The "airbag" transformation of products has experienced painful retracements, and investors' aversion to downside risks has reached its peak. Derivative products with "airbag" or "snowball" structures, as well as index-enhanced products protected by options, will become mainstream in 2026. This is fundamentally similar to the logic of structured products in DeFi — sacrificing a portion of potential upside gains in exchange for greater certainty and principal protection.

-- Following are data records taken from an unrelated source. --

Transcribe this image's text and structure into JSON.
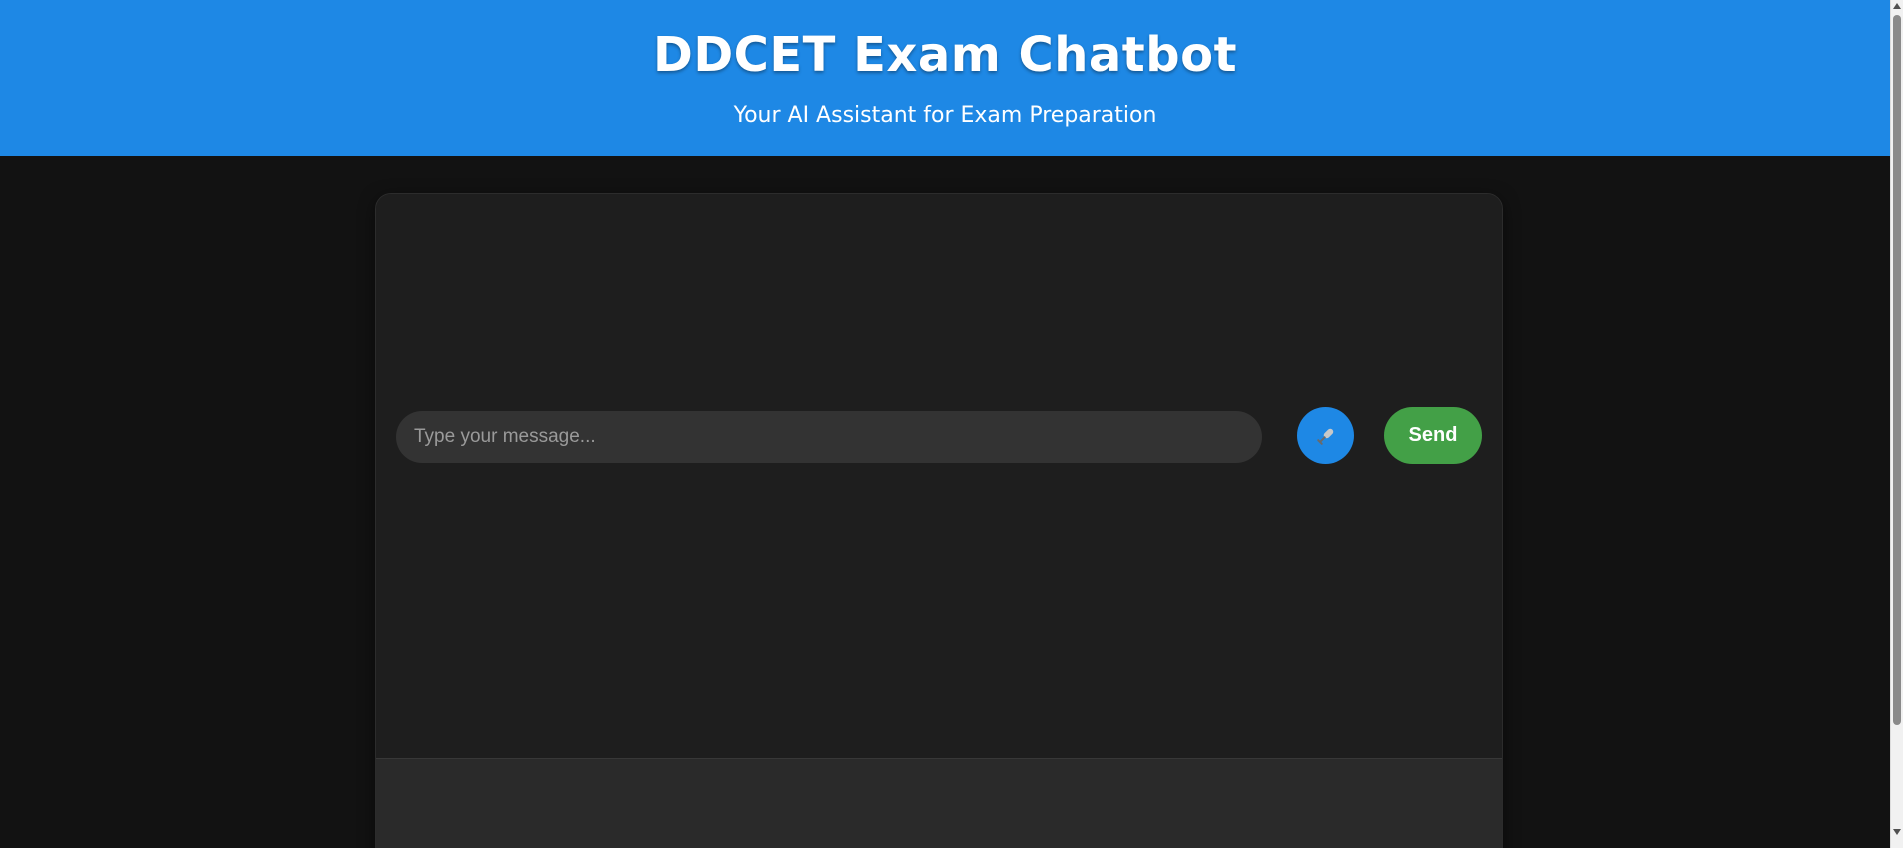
{
  "header": {
    "title": "DDCET Exam Chatbot",
    "subtitle": "Your AI Assistant for Exam Preparation"
  },
  "chat": {
    "messages": [],
    "input": {
      "value": "",
      "placeholder": "Type your message..."
    },
    "mic_icon": "microphone-icon",
    "send_label": "Send"
  },
  "colors": {
    "header_background": "#1e88e5",
    "page_background": "#121212",
    "chat_background": "#1e1e1e",
    "input_bar_background": "#2a2a2a",
    "mic_button": "#1e88e5",
    "send_button": "#43a047"
  }
}
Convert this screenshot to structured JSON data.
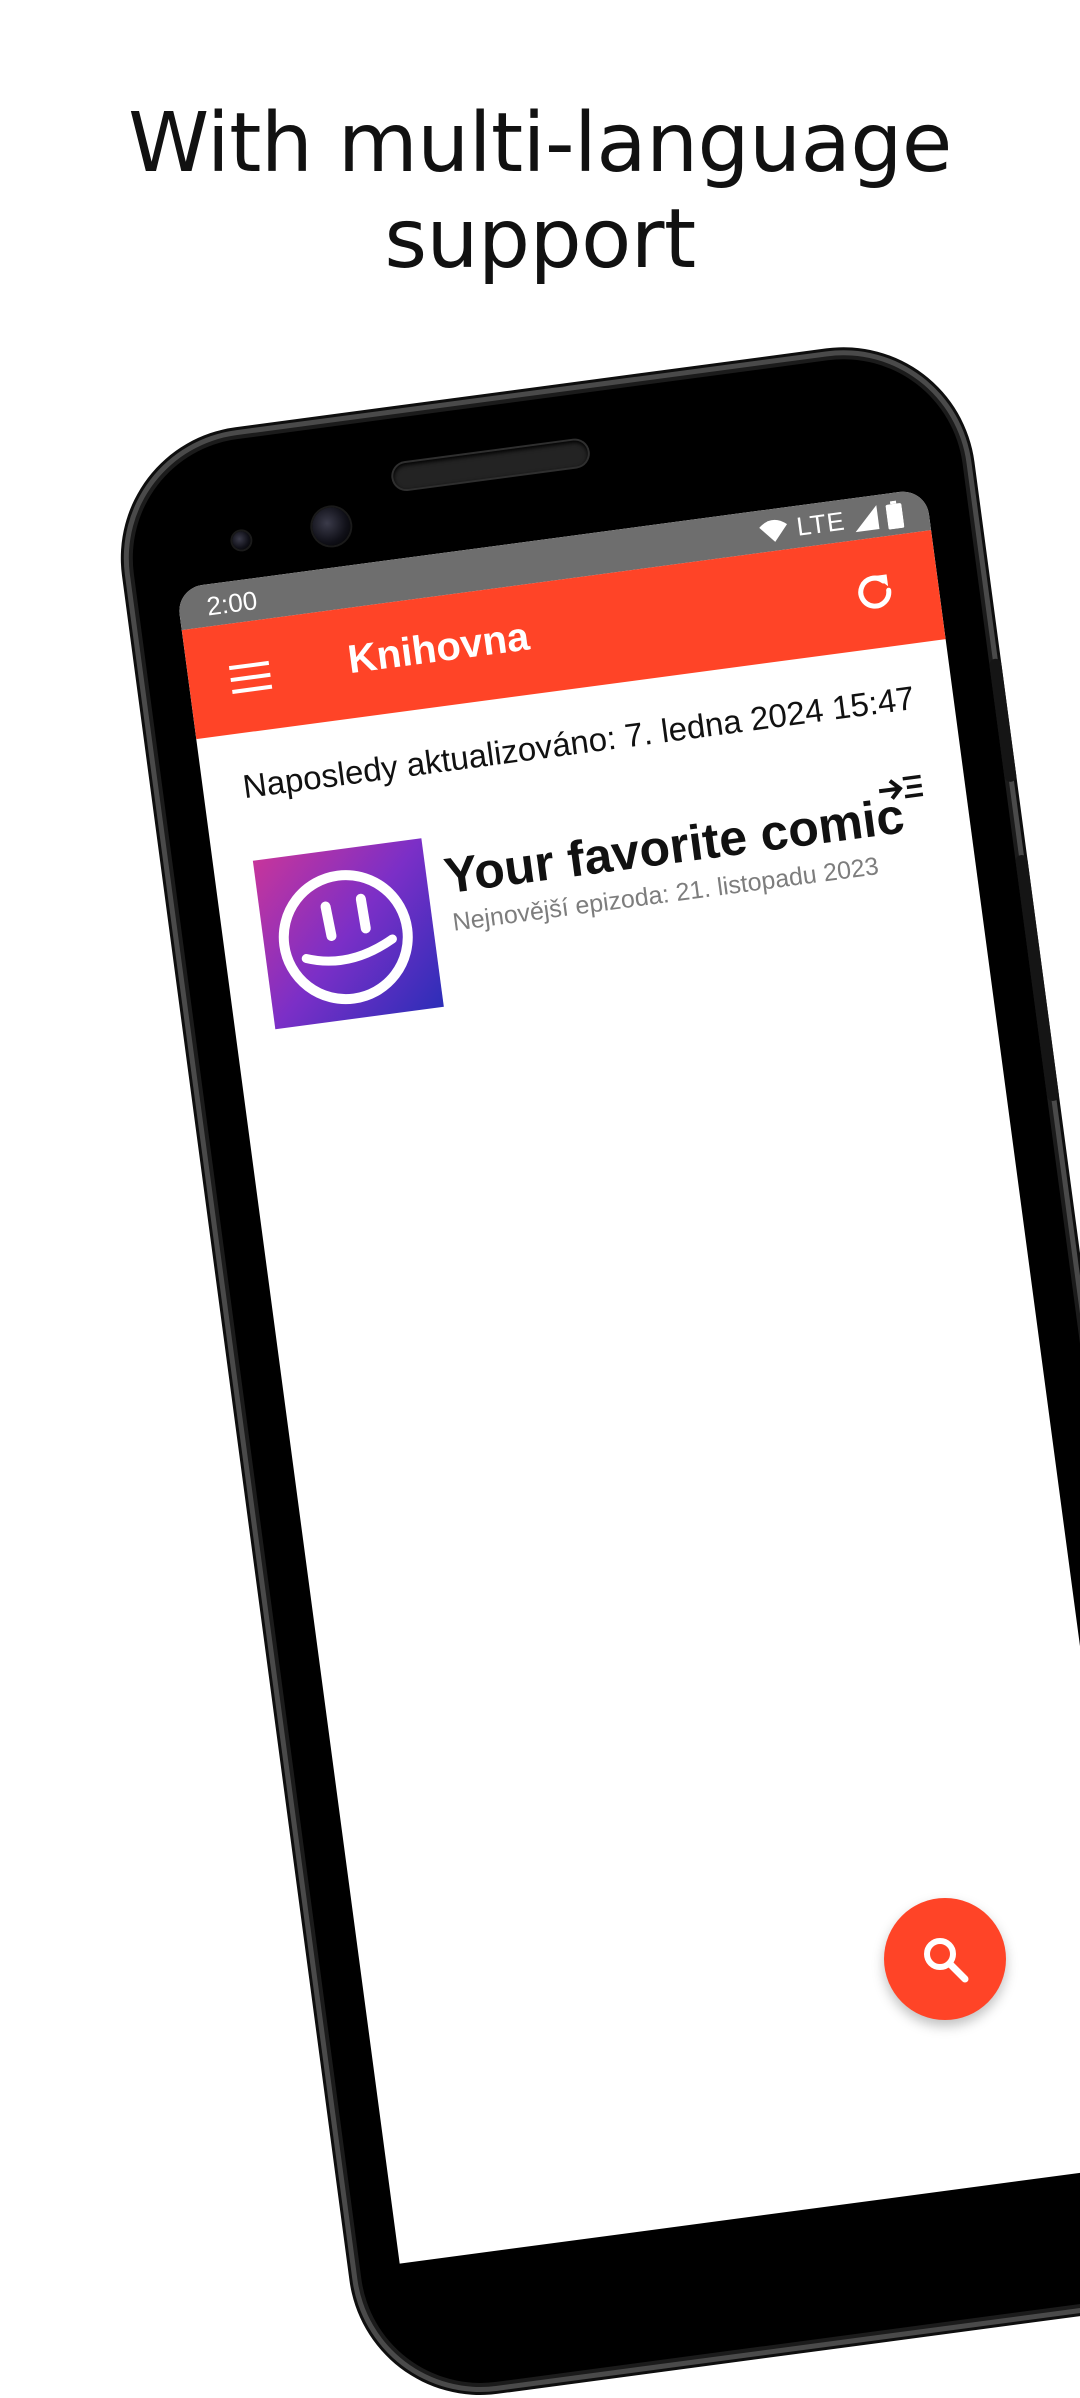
{
  "promo": {
    "headline_line1": "With multi-language",
    "headline_line2": "support"
  },
  "status_bar": {
    "time": "2:00",
    "network": "LTE",
    "icons": [
      "wifi-icon",
      "cell-signal-icon",
      "battery-icon"
    ]
  },
  "app_bar": {
    "title": "Knihovna",
    "menu_icon": "menu-icon",
    "refresh_icon": "refresh-icon",
    "color": "#ff4427"
  },
  "library": {
    "last_updated": "Naposledy aktualizováno: 7. ledna 2024 15:47",
    "comics": [
      {
        "title": "Your favorite comic",
        "latest_episode": "Nejnovější epizoda: 21. listopadu 2023",
        "cover_icon": "smiley-face-icon",
        "action_icon": "add-to-queue-icon"
      }
    ]
  },
  "fab": {
    "icon": "search-icon",
    "color": "#ff4427"
  }
}
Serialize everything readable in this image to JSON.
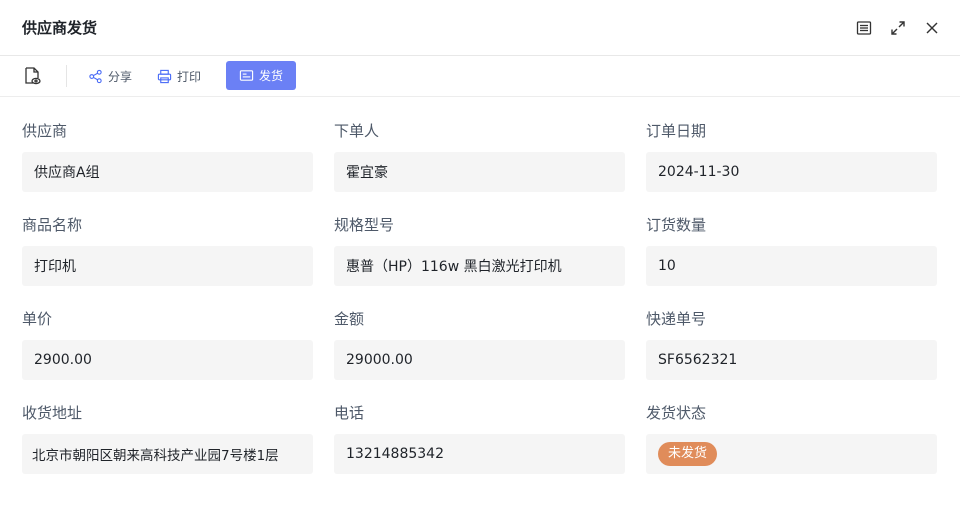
{
  "window": {
    "title": "供应商发货",
    "icons": [
      "list-icon",
      "expand-icon",
      "close-icon"
    ]
  },
  "toolbar": {
    "view_icon": "document-eye-icon",
    "share_label": "分享",
    "print_label": "打印",
    "ship_label": "发货",
    "accent": "#6b80f5"
  },
  "form": {
    "supplier": {
      "label": "供应商",
      "value": "供应商A组"
    },
    "orderer": {
      "label": "下单人",
      "value": "霍宜豪"
    },
    "order_date": {
      "label": "订单日期",
      "value": "2024-11-30"
    },
    "product_name": {
      "label": "商品名称",
      "value": "打印机"
    },
    "spec": {
      "label": "规格型号",
      "value": "惠普（HP）116w 黑白激光打印机"
    },
    "quantity": {
      "label": "订货数量",
      "value": "10"
    },
    "unit_price": {
      "label": "单价",
      "value": "2900.00"
    },
    "amount": {
      "label": "金额",
      "value": "29000.00"
    },
    "tracking": {
      "label": "快递单号",
      "value": "SF6562321"
    },
    "address": {
      "label": "收货地址",
      "value": "北京市朝阳区朝来高科技产业园7号楼1层"
    },
    "phone": {
      "label": "电话",
      "value": "13214885342"
    },
    "status": {
      "label": "发货状态",
      "value": "未发货",
      "color": "#e08c5a"
    }
  }
}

Seeking assets with low correlation—whether finding independent alpha within A-shares or allocating to Hong Kong stocks, U.S. equities, or even crypto assets—the core objective is to reduce the overall correlation of the portfolio. Dr. He Kang specifically mentioned that although it is difficult to generate pure alpha in Hong Kong stocks (due to poor liquidity and expensive shorting tools), they still hold value as part of a diversified allocation. Meanwhile, the crypto market, driven by its unique logic, will become an important piece in hedging traditional financial risks.
Dr. He Kang's speech essentially revealed the essence of financial engineering: the process of seeking certainty amidst uncertainty.
In the quantitative industry of 2025, the traditional low-hanging fruits have already been picked. Now, practitioners face only two paths: either to deeply focus on technical advancements, leveraging large models to uncover deeper nonlinear patterns; or to expand overseas in terms of assets, entering the blue ocean of crypto markets to achieve a form of "dimensional advantage."
For Web3 natives, this is also a warning: as top-tier institutions like Huatai Securities begin to conduct in-depth research and pay close attention to this field, the entry of formal players is only a matter of time. When traditional quantitative strategies are applied to decentralized trading markets, new opportunities and fierce new competition will arrive simultaneously.
In 2026, whether in TradFi or Crypto, only the ones who evolve will survive.